My name is Emilie Stabell. I’m from Denmark and am currently working as a character and environment artist at Media Molecule Ltd. in the United Kingdom where we’re making the game Dreams for PS4.
My creative career began when I was accepted into the Bachelor programme in Computer Graphics Art at The Animation Workshop in Denmark. It was during my 3 years at the school that I honed my skills and slowly built my personal style and portfolio that I would later use to enter the games industry. During my 3rd year, it was time to apply for an internship abroad. I filtered through hundreds of studios over several weeks until I finally stumbled upon Media Molecule, a medium sized studio in the UK with pink carpets, hat shaped lamps and lots of talent.
Although it clearly said on their website at the time that they didn’t accept any interns, I decided to send my showreel regardless (because you never know what might happen), and sure enough, Studio Director Siobhan Reddy got back to me only 2 days later to arrange an interview. Skip forward 3.5 years and I’m still here, having the most creatively fulfilling job I could possibly imagine. Initially, I had a few doubts entering this industry due to the harsh competition and massive talent out there, but once you get to experience the fulfillment of getting to do what you love for a living, there’s really no going back.

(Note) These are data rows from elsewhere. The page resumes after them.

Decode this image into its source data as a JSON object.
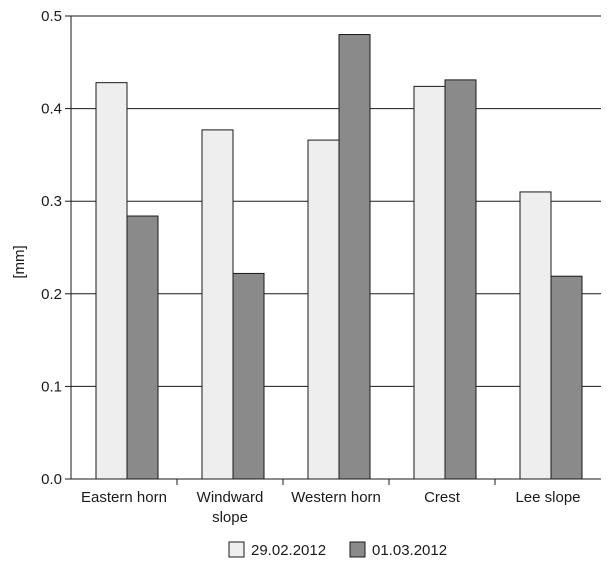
{
  "chart_data": {
    "type": "bar",
    "categories": [
      [
        "Eastern horn"
      ],
      [
        "Windward",
        "slope"
      ],
      [
        "Western horn"
      ],
      [
        "Crest"
      ],
      [
        "Lee slope"
      ]
    ],
    "series": [
      {
        "name": "29.02.2012",
        "color": "#eeeeee",
        "values": [
          0.428,
          0.377,
          0.366,
          0.424,
          0.31
        ]
      },
      {
        "name": "01.03.2012",
        "color": "#8a8a8a",
        "values": [
          0.284,
          0.222,
          0.48,
          0.431,
          0.219
        ]
      }
    ],
    "ylabel": "[mm]",
    "ylim": [
      0,
      0.5
    ],
    "yticks": [
      "0.0",
      "0.1",
      "0.2",
      "0.3",
      "0.4",
      "0.5"
    ],
    "grid": true,
    "legend_position": "bottom-center"
  }
}
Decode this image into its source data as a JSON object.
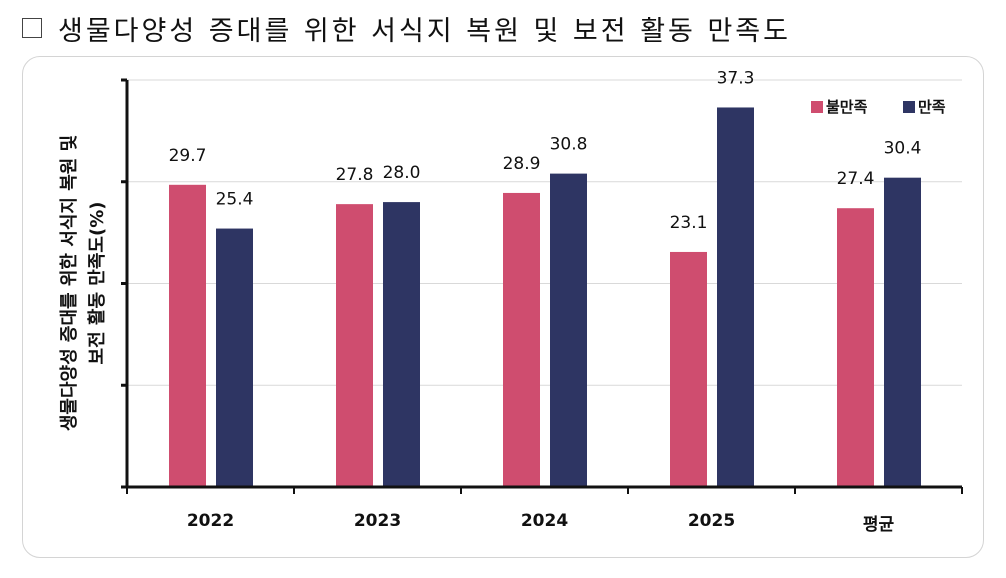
{
  "heading": {
    "marker": "□",
    "title": "생물다양성 증대를 위한 서식지 복원 및 보전 활동 만족도"
  },
  "chart_data": {
    "type": "bar",
    "categories": [
      "2022",
      "2023",
      "2024",
      "2025",
      "평균"
    ],
    "series": [
      {
        "name": "불만족",
        "color": "#cf4d6f",
        "values": [
          29.7,
          27.8,
          28.9,
          23.1,
          27.4
        ]
      },
      {
        "name": "만족",
        "color": "#2e3563",
        "values": [
          25.4,
          28.0,
          30.8,
          37.3,
          30.4
        ]
      }
    ],
    "value_labels": [
      [
        "29.7",
        "27.8",
        "28.9",
        "23.1",
        "27.4"
      ],
      [
        "25.4",
        "28.0",
        "30.8",
        "37.3",
        "30.4"
      ]
    ],
    "ylabel_lines": [
      "생물다양성 증대를 위한 서식지 복원 및",
      "보전 활동 만족도(%)"
    ],
    "ylim": [
      0,
      40
    ],
    "yticks": [
      0,
      10,
      20,
      30,
      40
    ],
    "grid": true,
    "legend_position": "top-right"
  }
}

For students out there who’d be interested in seeing what my “fresh out of school” reel looked like which landed me my current job, have a look:
My artistic focus revolves around creating colourful characters and environments. I love bold shapes and vibrant colour palettes and always try to challenge myself by changing up the style for every new piece I make. Personal style is important, but so is adaptation and I believe exploring many different looks and learning from other artists will help you acquire the skills needed to deal with the various creative challenges you’ll face.
A good example is “The Journey”:
This piece taught me to have patience, believe in the process and to create textures with a hand painted comic book type look. Skills that have all benefited me going forwards. The original concept is made by Sam Bosma and recreating his vast idea in 3D has been great for learning just how much you can achieve if you’re willing to put in the hours.
Another example is “Nova”:
She was a good exercise in appeal: giving your character a strong personality and really trying to dig deep into what their life might be like. She started out as a generic post-apocalyptic desert traveller, but mid-way through the process, I decided to spice it up with some Harajuku inspired props and a hoverboard to make her stand out.
This one is perhaps a little tricky to explain, but the concept of designing from the “inside and out” rather than from the “outside and in” is a balance I will always have to work towards mastering. All too often I find myself becoming influenced by what other artists are thinking, expecting and doing, which leads my art to look more like what the mainstream wants. in the long run this gets boring and draining, and it isn’t the true you. Designing from the inside and out means to let go of all the expectations and let your own raw ideas flow without putting them through all these editorial filters we’ve all been taught to have. It means to design with the authenticity and immediacy of a child. When you succeed at this, you’ll find that your designs become stronger, more original and more ‘you’. It’ll help you find your own artistic voice and set you apart from all your competitors, and it will probably make you more happy as well.
To me, Sketchfab is the most accessible and easiest platform out there for displaying your 3D models. It supports everything you could possibly need all the way from animation to audio, giving you the opportunity to make your models come to life instead of being a static image on screen. A good 3D model can be appreciated from all angles, and this is exactly what Sketchfab allows anyone of any age to do.